The Anja storyline engrossed me from the start but I was a little indifferent to Bjorn. That all seemed a little too familiar. The Morse Code was a genius touch, though, reinvigorating the victim-slowly-dying-as-we-watch-online trope. Learning Morse Code for when I’m kidnapped is now firmly on my to-do list. It wasn’t clear at all how Anja was going to fit in,though, and tension was definitely ratcheted up as we watched her go into a strange man(in all senses)’s apartment and be locked in. As seems to be typical for this show, our expectations keep being confounded. Although, Anja’s new friend is definitely not the full shilling, as we’d say in Scotland, she seems better off with him than with her terrifying mum.

As episode 4 progressed, we got to see a bit more of Martin and Saga. One of the things I like about European crime drama is how unchoreographed and inexpert-looking the action sequences are. The confrontation with the balaclavaed baddy in Episode 4 was typically bumbly and shambling, with both our protagonists taking a beating. Martin definitely took the brunt of it, though, with that kick (ruptured testicles – yuck!). Saga’s confusion about the guilt she felt over Martin’s injury was oddly touching.

Increasingly, it seems to me that Stefan is being set up as a red herring, with all the links between him and the case. He always seems to be around, his sister was one of the poisoning victims and he works at the shelter where Bjorn met his abductor. Surely all this is too obvious, though? I’m going to be really annoyed if he turns out to be the killer. Plus, does anyone else think he’s kind of attractive? It must be that moustache.

The biggest revelation of this episode was the presence of No One and his relationship with Anja’s deranged flatmate. Is this the Truth Terrorist? How many disciples does he have? I’m not so keen on serial killers who network so this was a bit disappointing if I’m honest. It smacks of producer-logic to me: if one serial killer is scary, then a whole heap of them must be terrifying. Plus, it seems so unlikely. How would a serial killer even go about getting disciples, advertise on Craig’s List? Our disciple’s plans for the morrow don’t bode well, especially if he keeps swishing that sword around. On a serious note, I hope the BBC4 programmers are treading carefully with what’s ahead as a maniac on a violent killing spree is not an appropriate thing to show in the midst of the Breivik trial.

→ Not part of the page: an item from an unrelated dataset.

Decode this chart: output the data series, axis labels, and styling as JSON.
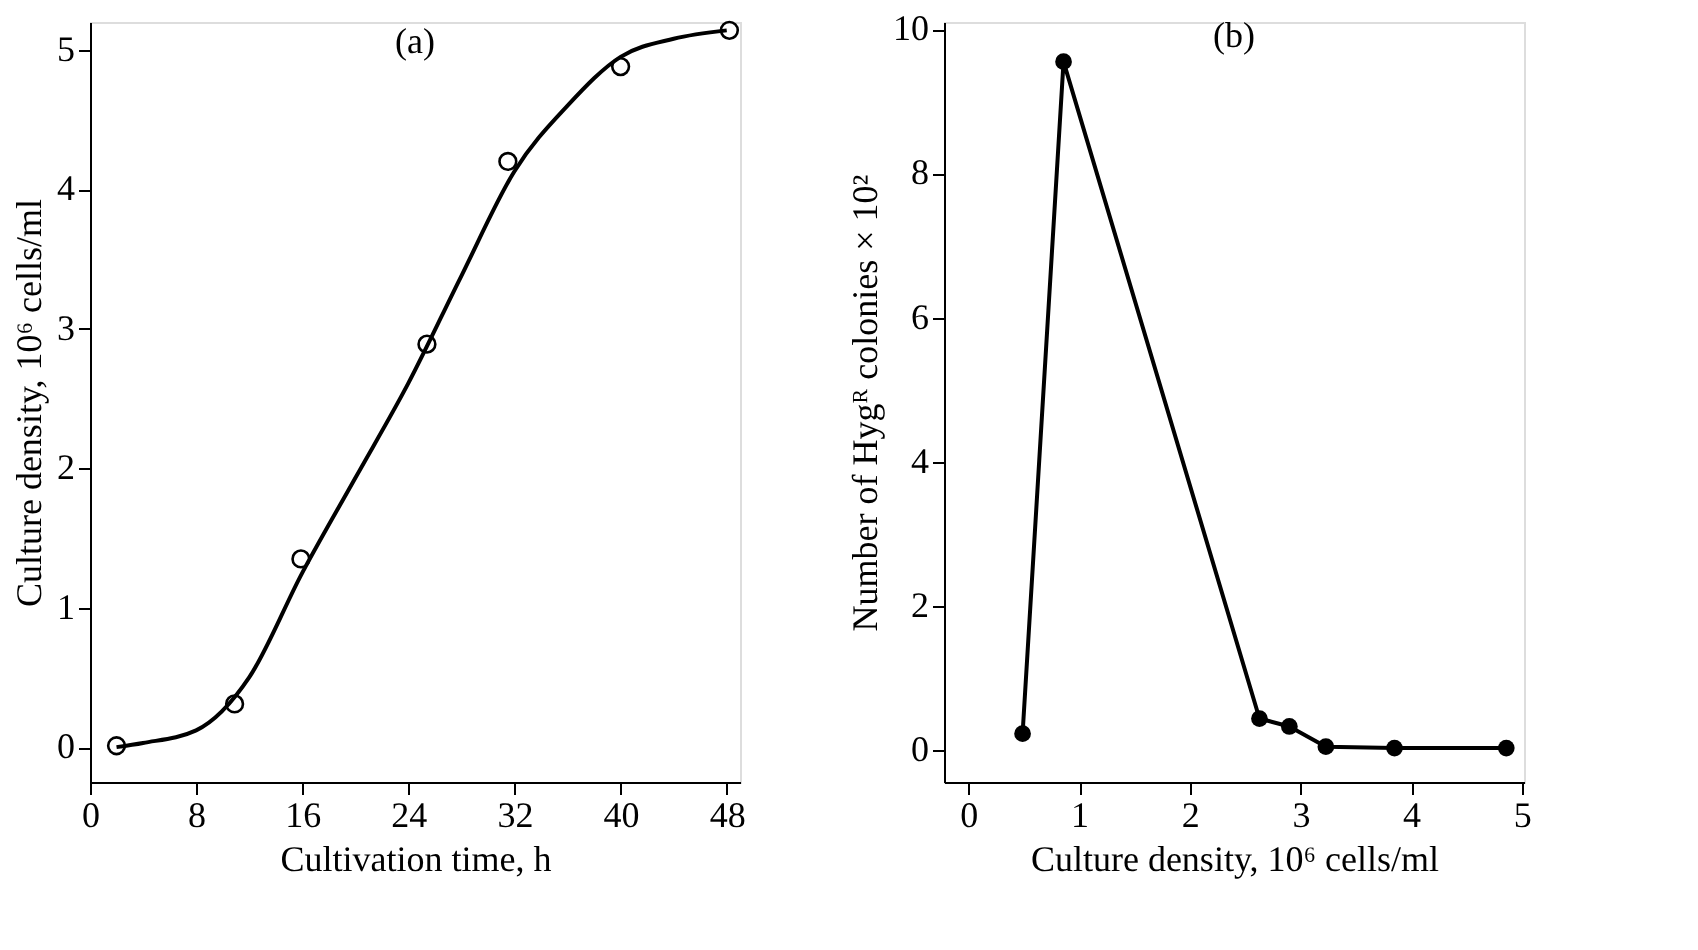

Forecasts then, at this midpoint? I think Saga will continue to develop her nascent human qualities under Martin’s tutelage. I also think that Martin will find he has some connection to the killer as why else wouldn’t he shoot him? Thinking about the set-up of the police corruption idea, this may well be the killer’s next target, the next ‘problem’ he wants to expose. I have no idea who the killer is at all, which is either a really good or a really bad thing. What do you think is going to happen in the next instalment?